SwiftKV’s introduction comes at a critical moment for enterprises embracing LLM technologies. With the growth of use cases, organizations need solutions that deliver both immediate performance gains and long-term scalability. By tackling the computational bottlenecks of inference directly, SwiftKV offers a new path forward, enabling enterprises to unlock the full potential of their LLM production deployments. We are excited to provide the SwiftKV innovation on the Llama models with the launch of Snowflake-Llama-3.3-70B and Snowflake-Llama-3.1-405B with inference at a fraction of the cost (75% and 68% lower cost, respectively). The Snowflake-derived Llama models are a game changer for enterprises navigating the challenges of scaling gen AI innovation in their organizations in an easy and cost-effective way.

SwiftKV open source

Getting started: Run a your own SwiftKV training by following this quickstart.

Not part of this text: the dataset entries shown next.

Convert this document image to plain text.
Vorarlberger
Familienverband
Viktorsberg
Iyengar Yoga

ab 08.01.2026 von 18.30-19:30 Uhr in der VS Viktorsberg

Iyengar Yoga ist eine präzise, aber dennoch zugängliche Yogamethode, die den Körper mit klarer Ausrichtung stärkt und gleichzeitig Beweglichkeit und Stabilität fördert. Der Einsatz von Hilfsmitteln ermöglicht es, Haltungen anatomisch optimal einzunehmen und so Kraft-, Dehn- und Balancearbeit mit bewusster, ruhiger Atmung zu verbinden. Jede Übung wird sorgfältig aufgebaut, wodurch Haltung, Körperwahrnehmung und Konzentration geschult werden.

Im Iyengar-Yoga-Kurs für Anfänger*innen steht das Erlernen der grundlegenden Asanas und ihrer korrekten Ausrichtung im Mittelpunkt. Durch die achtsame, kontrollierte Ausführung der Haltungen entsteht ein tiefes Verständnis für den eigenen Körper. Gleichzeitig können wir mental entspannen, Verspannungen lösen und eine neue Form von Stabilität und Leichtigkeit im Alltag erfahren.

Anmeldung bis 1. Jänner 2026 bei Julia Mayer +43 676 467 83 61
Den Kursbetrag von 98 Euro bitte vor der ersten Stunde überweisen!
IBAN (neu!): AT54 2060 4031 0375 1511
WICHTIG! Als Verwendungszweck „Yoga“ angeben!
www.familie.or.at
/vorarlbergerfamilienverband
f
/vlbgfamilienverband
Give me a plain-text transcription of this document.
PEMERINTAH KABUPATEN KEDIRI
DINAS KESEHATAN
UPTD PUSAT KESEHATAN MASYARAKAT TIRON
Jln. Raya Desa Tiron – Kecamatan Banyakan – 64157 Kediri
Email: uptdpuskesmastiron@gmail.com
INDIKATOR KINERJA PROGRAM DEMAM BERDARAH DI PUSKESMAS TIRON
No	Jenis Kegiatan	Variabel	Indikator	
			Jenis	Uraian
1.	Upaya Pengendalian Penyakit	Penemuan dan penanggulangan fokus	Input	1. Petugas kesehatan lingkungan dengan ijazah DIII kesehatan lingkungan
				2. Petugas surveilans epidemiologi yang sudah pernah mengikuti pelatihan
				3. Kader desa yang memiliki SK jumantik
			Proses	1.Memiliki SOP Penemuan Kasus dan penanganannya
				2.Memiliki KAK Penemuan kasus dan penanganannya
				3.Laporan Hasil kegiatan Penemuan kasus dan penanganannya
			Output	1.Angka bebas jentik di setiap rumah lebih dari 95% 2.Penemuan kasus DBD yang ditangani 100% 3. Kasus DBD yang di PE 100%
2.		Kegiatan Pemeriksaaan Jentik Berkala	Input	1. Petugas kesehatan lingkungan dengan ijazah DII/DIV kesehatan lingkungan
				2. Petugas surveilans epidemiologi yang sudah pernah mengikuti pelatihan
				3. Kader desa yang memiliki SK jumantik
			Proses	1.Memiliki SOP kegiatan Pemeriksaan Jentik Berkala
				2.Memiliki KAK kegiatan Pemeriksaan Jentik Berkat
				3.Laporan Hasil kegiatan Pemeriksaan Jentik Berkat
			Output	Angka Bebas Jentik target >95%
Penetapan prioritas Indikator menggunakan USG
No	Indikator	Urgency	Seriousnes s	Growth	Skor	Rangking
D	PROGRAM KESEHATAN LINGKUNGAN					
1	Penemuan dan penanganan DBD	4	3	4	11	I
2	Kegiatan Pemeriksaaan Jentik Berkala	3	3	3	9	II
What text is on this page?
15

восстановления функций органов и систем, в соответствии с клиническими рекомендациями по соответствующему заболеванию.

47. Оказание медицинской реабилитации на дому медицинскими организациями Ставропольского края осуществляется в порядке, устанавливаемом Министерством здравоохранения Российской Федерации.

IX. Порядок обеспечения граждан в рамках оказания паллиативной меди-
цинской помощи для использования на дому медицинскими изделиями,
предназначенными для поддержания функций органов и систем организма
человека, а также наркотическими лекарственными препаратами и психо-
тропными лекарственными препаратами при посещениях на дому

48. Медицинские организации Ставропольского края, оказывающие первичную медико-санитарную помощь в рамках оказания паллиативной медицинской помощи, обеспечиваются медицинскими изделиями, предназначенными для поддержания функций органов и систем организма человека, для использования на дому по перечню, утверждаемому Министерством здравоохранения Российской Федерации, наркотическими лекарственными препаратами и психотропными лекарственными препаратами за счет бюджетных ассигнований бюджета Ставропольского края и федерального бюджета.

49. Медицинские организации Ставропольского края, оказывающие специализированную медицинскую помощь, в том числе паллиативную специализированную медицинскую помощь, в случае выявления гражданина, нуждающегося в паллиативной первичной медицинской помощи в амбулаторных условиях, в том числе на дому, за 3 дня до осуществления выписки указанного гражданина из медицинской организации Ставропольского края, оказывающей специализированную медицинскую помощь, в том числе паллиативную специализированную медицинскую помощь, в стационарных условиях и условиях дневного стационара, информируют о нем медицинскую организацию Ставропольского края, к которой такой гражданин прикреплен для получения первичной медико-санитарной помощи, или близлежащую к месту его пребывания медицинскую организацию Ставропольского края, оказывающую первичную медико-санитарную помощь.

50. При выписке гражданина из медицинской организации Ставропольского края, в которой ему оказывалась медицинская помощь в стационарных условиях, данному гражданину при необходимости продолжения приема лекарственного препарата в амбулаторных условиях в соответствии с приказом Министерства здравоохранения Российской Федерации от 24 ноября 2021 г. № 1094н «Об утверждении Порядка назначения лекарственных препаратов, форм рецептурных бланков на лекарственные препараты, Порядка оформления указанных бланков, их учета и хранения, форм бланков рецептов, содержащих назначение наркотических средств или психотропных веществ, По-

Because SwiftKV is fully open source, you can also deploy it on your own with model checkpoints on Hugging Face and optimized inference on vLLM. You can learn more in our SwiftKV research blog post.

We are also making knowledge distillation pipelines via ArcticTraining Framework open source so you can build your own SwiftKV models for your enterprise or academic needs. The ArcticTraining Framework is a powerful post-training library for streamlining research and development. It is designed to facilitate research and prototype new ideas for post-training without getting overwhelmed by complex abstraction layers or generalizations. It offers a high-quality, user-friendly synthetic data generation pipeline and a scalable, adaptable training framework for algorithmic innovation, as well as an out-of–the-box recipe for training your own SwiftKV models.

As gen AI innovation continues to expand across industries and use cases, optimizations such as SwiftKV are critical in bringing AI to end users in a cost-effective and performant manner. Now available as open source, SwiftKV makes enterprise-grade gen AI faster and less expensive to run. Taking it a step further, we are also launching Llama models optimized with SwiftKV in Snowflake Cortex AI. With Snowflake-Llama-3.3-70B and Snowflake-Llama-3.1-405B models, customers are seeing up to 75% lower inference costs. We are helping them build gen AI solutions that are both cost effective and high performing.